De retour à l’hôtel, plongeant enfin dans l’oisiveté, je zappe quelques minutes, juste assez pour apprendre qu’un groupe de rock sataniste suédois (ça existe) vient d’être interdit de concert dans un pays lointain, les autorités ayant à cœur de protéger leur jeunesse de tout ce qui pourrait rendre Satan plus séduisant encore. Tiens, tiens, me dis-je, bien décidé à m’en foutre énormément. Mais voici que la télévision diffuse quelques images d’un concert de ces Vikings, et je découvre soudain qu’il existe, en plus des deux premières, une troisième humanité ! Une humanité qui écoute une épouvantable musique en faisant, pendant deux heures vingt, les cornes avec ses doigts ! Bras en l’air, hilares (ou peut-être sont-ils tout simplement hébétés), grimaçants, des milliers de fans se sont déplacés pour avoir le plaisir de faire les cornes tous ensemble sous les gémissements d’un chanteur qui meurt de soif. La gueule du chanteur ? Indescriptible. Imaginez un Gitan déguisé en drag-queen, que ses potes des Saintes-Maries-de-la-Mer auraient passé à tabac avant de lui rouler dessus avec la caravane. On aurait dit que ses fringues avaient été lacérées et que des lézards à iroquois y nichaient depuis trois hivers. Sur la scène, une profusion de matériel digne de l’armée américaine, des explosions, des feux de Bengale, une pyrotechnie à faire frémir les enfers, des jeux de lumières détachant les silhouettes comme dans un cauchemar de marais saturés de miasmes. Partout, un bordel de croix, de fourches dressées en l’air, de crânes de vaches, de totems à la con. Le metteur en scène a choisi de faire dans le grandiose et y a réussi. Il a même réussi à créer une catégorie nouvelle, le grandiose-ridicule, dépassant les décors des plus coûteux péplums. Tout ce carnaval est mis au service d’une musique qui disparaît littéralement sous le son, un son si proche du raffut d’excavatrice qu’on croirait que la scène va finir par glisser dans un immense terrier.


Je n’ai évidemment rien compris des grognements du chanteur. J’imagine qu’il ne chantait pas l’amour. Ce qui m’a frappé d’emblée, c’est l’absence radicale d’humour, et cette idée m’a parue plus effrayante encore que l’air méchant des satanistes.
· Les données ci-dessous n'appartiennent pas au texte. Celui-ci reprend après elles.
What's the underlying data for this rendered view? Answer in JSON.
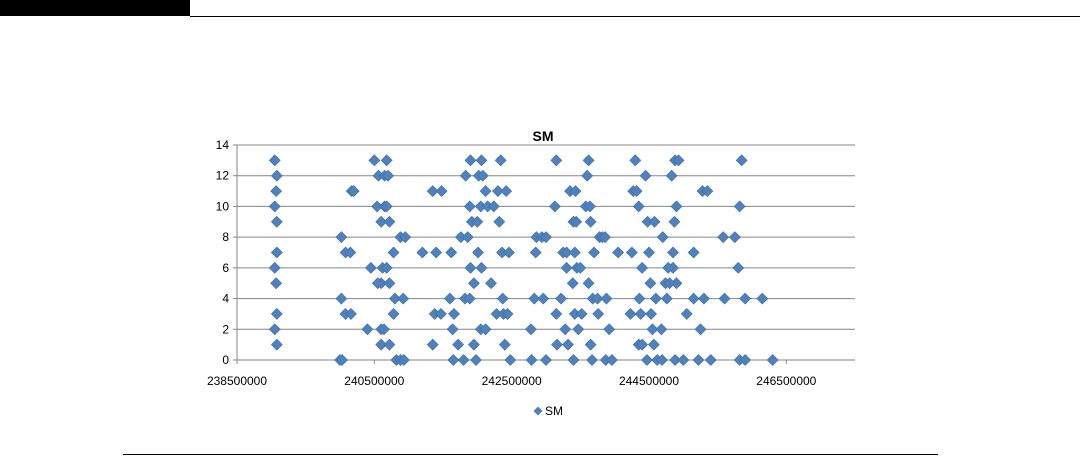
{
  "chart_data": {
    "type": "scatter",
    "title": "SM",
    "xlabel": "",
    "ylabel": "",
    "xlim": [
      238500000,
      247500000
    ],
    "ylim": [
      0,
      14
    ],
    "x_ticks": [
      238500000,
      240500000,
      242500000,
      244500000,
      246500000
    ],
    "y_ticks": [
      0,
      2,
      4,
      6,
      8,
      10,
      12,
      14
    ],
    "grid": "horizontal",
    "legend_position": "bottom",
    "marker_color": "#4F81BD",
    "marker": "diamond",
    "series": [
      {
        "name": "SM",
        "points": [
          [
            239050000,
            13
          ],
          [
            239080000,
            12
          ],
          [
            239070000,
            11
          ],
          [
            239050000,
            10
          ],
          [
            239080000,
            9
          ],
          [
            239080000,
            7
          ],
          [
            239050000,
            6
          ],
          [
            239070000,
            5
          ],
          [
            239080000,
            3
          ],
          [
            239050000,
            2
          ],
          [
            239080000,
            1
          ],
          [
            240020000,
            8
          ],
          [
            240080000,
            7
          ],
          [
            240150000,
            7
          ],
          [
            240020000,
            4
          ],
          [
            240080000,
            3
          ],
          [
            240160000,
            3
          ],
          [
            240000000,
            0
          ],
          [
            240030000,
            0
          ],
          [
            240170000,
            11
          ],
          [
            240200000,
            11
          ],
          [
            240450000,
            6
          ],
          [
            240400000,
            2
          ],
          [
            240500000,
            13
          ],
          [
            240560000,
            12
          ],
          [
            240540000,
            10
          ],
          [
            240600000,
            9
          ],
          [
            240650000,
            10
          ],
          [
            240620000,
            6
          ],
          [
            240600000,
            5
          ],
          [
            240550000,
            5
          ],
          [
            240600000,
            2
          ],
          [
            240640000,
            2
          ],
          [
            240600000,
            1
          ],
          [
            240680000,
            13
          ],
          [
            240650000,
            12
          ],
          [
            240700000,
            12
          ],
          [
            240680000,
            10
          ],
          [
            240720000,
            9
          ],
          [
            240780000,
            7
          ],
          [
            240680000,
            6
          ],
          [
            240720000,
            5
          ],
          [
            240800000,
            4
          ],
          [
            240780000,
            3
          ],
          [
            240720000,
            1
          ],
          [
            240820000,
            0
          ],
          [
            240880000,
            8
          ],
          [
            240950000,
            8
          ],
          [
            240920000,
            4
          ],
          [
            240880000,
            0
          ],
          [
            240930000,
            0
          ],
          [
            241200000,
            7
          ],
          [
            241350000,
            11
          ],
          [
            241480000,
            11
          ],
          [
            241400000,
            7
          ],
          [
            241380000,
            3
          ],
          [
            241470000,
            3
          ],
          [
            241350000,
            1
          ],
          [
            241620000,
            7
          ],
          [
            241600000,
            4
          ],
          [
            241660000,
            3
          ],
          [
            241640000,
            2
          ],
          [
            241650000,
            0
          ],
          [
            241760000,
            8
          ],
          [
            241720000,
            1
          ],
          [
            241800000,
            0
          ],
          [
            241830000,
            12
          ],
          [
            241900000,
            13
          ],
          [
            241890000,
            10
          ],
          [
            241920000,
            9
          ],
          [
            241860000,
            8
          ],
          [
            241820000,
            4
          ],
          [
            241900000,
            6
          ],
          [
            241890000,
            4
          ],
          [
            241950000,
            5
          ],
          [
            242000000,
            9
          ],
          [
            242060000,
            6
          ],
          [
            242010000,
            7
          ],
          [
            241950000,
            1
          ],
          [
            241980000,
            0
          ],
          [
            242050000,
            2
          ],
          [
            242120000,
            2
          ],
          [
            242020000,
            12
          ],
          [
            242060000,
            13
          ],
          [
            242050000,
            10
          ],
          [
            242080000,
            12
          ],
          [
            242120000,
            11
          ],
          [
            242150000,
            10
          ],
          [
            242200000,
            5
          ],
          [
            242280000,
            3
          ],
          [
            242240000,
            10
          ],
          [
            242300000,
            11
          ],
          [
            242340000,
            13
          ],
          [
            242320000,
            9
          ],
          [
            242360000,
            7
          ],
          [
            242370000,
            4
          ],
          [
            242380000,
            3
          ],
          [
            242400000,
            1
          ],
          [
            242420000,
            11
          ],
          [
            242460000,
            7
          ],
          [
            242440000,
            3
          ],
          [
            242480000,
            0
          ],
          [
            242780000,
            2
          ],
          [
            242790000,
            0
          ],
          [
            242830000,
            4
          ],
          [
            242850000,
            7
          ],
          [
            242860000,
            8
          ],
          [
            242940000,
            8
          ],
          [
            243000000,
            8
          ],
          [
            242960000,
            4
          ],
          [
            243000000,
            0
          ],
          [
            243150000,
            13
          ],
          [
            243130000,
            10
          ],
          [
            243150000,
            3
          ],
          [
            243160000,
            1
          ],
          [
            243220000,
            4
          ],
          [
            243300000,
            6
          ],
          [
            243250000,
            7
          ],
          [
            243280000,
            2
          ],
          [
            243300000,
            7
          ],
          [
            243320000,
            1
          ],
          [
            243350000,
            11
          ],
          [
            243400000,
            9
          ],
          [
            243390000,
            5
          ],
          [
            243420000,
            3
          ],
          [
            243400000,
            0
          ],
          [
            243430000,
            11
          ],
          [
            243440000,
            9
          ],
          [
            243420000,
            7
          ],
          [
            243450000,
            6
          ],
          [
            243470000,
            2
          ],
          [
            243500000,
            6
          ],
          [
            243520000,
            3
          ],
          [
            243620000,
            13
          ],
          [
            243580000,
            10
          ],
          [
            243600000,
            12
          ],
          [
            243640000,
            10
          ],
          [
            243650000,
            9
          ],
          [
            243620000,
            5
          ],
          [
            243680000,
            4
          ],
          [
            243700000,
            7
          ],
          [
            243650000,
            1
          ],
          [
            243670000,
            0
          ],
          [
            243780000,
            8
          ],
          [
            243750000,
            4
          ],
          [
            243760000,
            3
          ],
          [
            243820000,
            8
          ],
          [
            243860000,
            8
          ],
          [
            243880000,
            4
          ],
          [
            243920000,
            2
          ],
          [
            243870000,
            0
          ],
          [
            243960000,
            0
          ],
          [
            244050000,
            7
          ],
          [
            244250000,
            7
          ],
          [
            244230000,
            3
          ],
          [
            244300000,
            13
          ],
          [
            244270000,
            11
          ],
          [
            244320000,
            11
          ],
          [
            244350000,
            10
          ],
          [
            244400000,
            6
          ],
          [
            244360000,
            4
          ],
          [
            244380000,
            3
          ],
          [
            244350000,
            1
          ],
          [
            244400000,
            1
          ],
          [
            244450000,
            12
          ],
          [
            244480000,
            9
          ],
          [
            244500000,
            7
          ],
          [
            244520000,
            5
          ],
          [
            244530000,
            3
          ],
          [
            244550000,
            2
          ],
          [
            244470000,
            0
          ],
          [
            244580000,
            9
          ],
          [
            244600000,
            4
          ],
          [
            244570000,
            1
          ],
          [
            244620000,
            0
          ],
          [
            244680000,
            2
          ],
          [
            244700000,
            8
          ],
          [
            244740000,
            5
          ],
          [
            244760000,
            4
          ],
          [
            244880000,
            13
          ],
          [
            244830000,
            12
          ],
          [
            244900000,
            10
          ],
          [
            244870000,
            9
          ],
          [
            244850000,
            7
          ],
          [
            244850000,
            6
          ],
          [
            244900000,
            5
          ],
          [
            244930000,
            13
          ],
          [
            244880000,
            0
          ],
          [
            245000000,
            0
          ],
          [
            245050000,
            3
          ],
          [
            245150000,
            7
          ],
          [
            245150000,
            4
          ],
          [
            245280000,
            11
          ],
          [
            245350000,
            11
          ],
          [
            245250000,
            2
          ],
          [
            245220000,
            0
          ],
          [
            245400000,
            0
          ],
          [
            245300000,
            4
          ],
          [
            245580000,
            8
          ],
          [
            245600000,
            4
          ],
          [
            245750000,
            8
          ],
          [
            245850000,
            13
          ],
          [
            245800000,
            6
          ],
          [
            245820000,
            10
          ],
          [
            245820000,
            0
          ],
          [
            245900000,
            0
          ],
          [
            245900000,
            4
          ],
          [
            246150000,
            4
          ],
          [
            246300000,
            0
          ],
          [
            244690000,
            0
          ],
          [
            244800000,
            5
          ],
          [
            244780000,
            6
          ]
        ]
      }
    ]
  }
}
Il faut ne s’autoriser aucun recul sur soi pour se grimer et agir de la sorte, pour singer la Bête avec autant d’entêtement et se produire dans ce pompeux décorum. Il faut n’accepter aucune entorse au sérieux de la chose, sous peine d’éclater de rire à en mourir.


Pour en revenir au susnommé Christophe Colomb et aux conséquences de ses découvertes, il faut se rappeler qu’en 1537, le pape Jules III publia une bulle qui reconnaissait aux Indiens non seulement une âme et la pleine qualité d’Hommes, mais qui interdisait aussi qu’on les réduisît en esclavage, qu’ils adoptassent la foi catholique ou pas ! Cette bulle s’inscrivait d’ailleurs dans la lignée du testament d’Isabelle la Catholique (1504), interdisant déjà toute forme d’esclavage des Indiens, Indiens à qui on avait donc reconnu la dignité d'êtres humains. La question posée était fort logique tant cette nouvelle humanité différait de l’ancienne. Il y avait tellement peu de points communs entre « eux » et « nous » qu’il fallut de doctes débats pour décider du caractère humain de ces gens-là, moins évident alors qu’il ne l’est aujourd’hui pour nous, malins comme nous sommes (par symétrie, les Indiens en arrivèrent à noyer un soldat espagnol pour s’assurer que celui-ci était un homme, et non un dieu immortel – sage précaution). Eh bien, je prétends que si les Espagnols du XVIème siècle avaient connu nos sportifs de tapis roulants et nos chanteurs-pour-Belzébuth, ils eussent prolongé leurs débats bien plus longtemps et, qui sait, abouti à d’autres conclusions.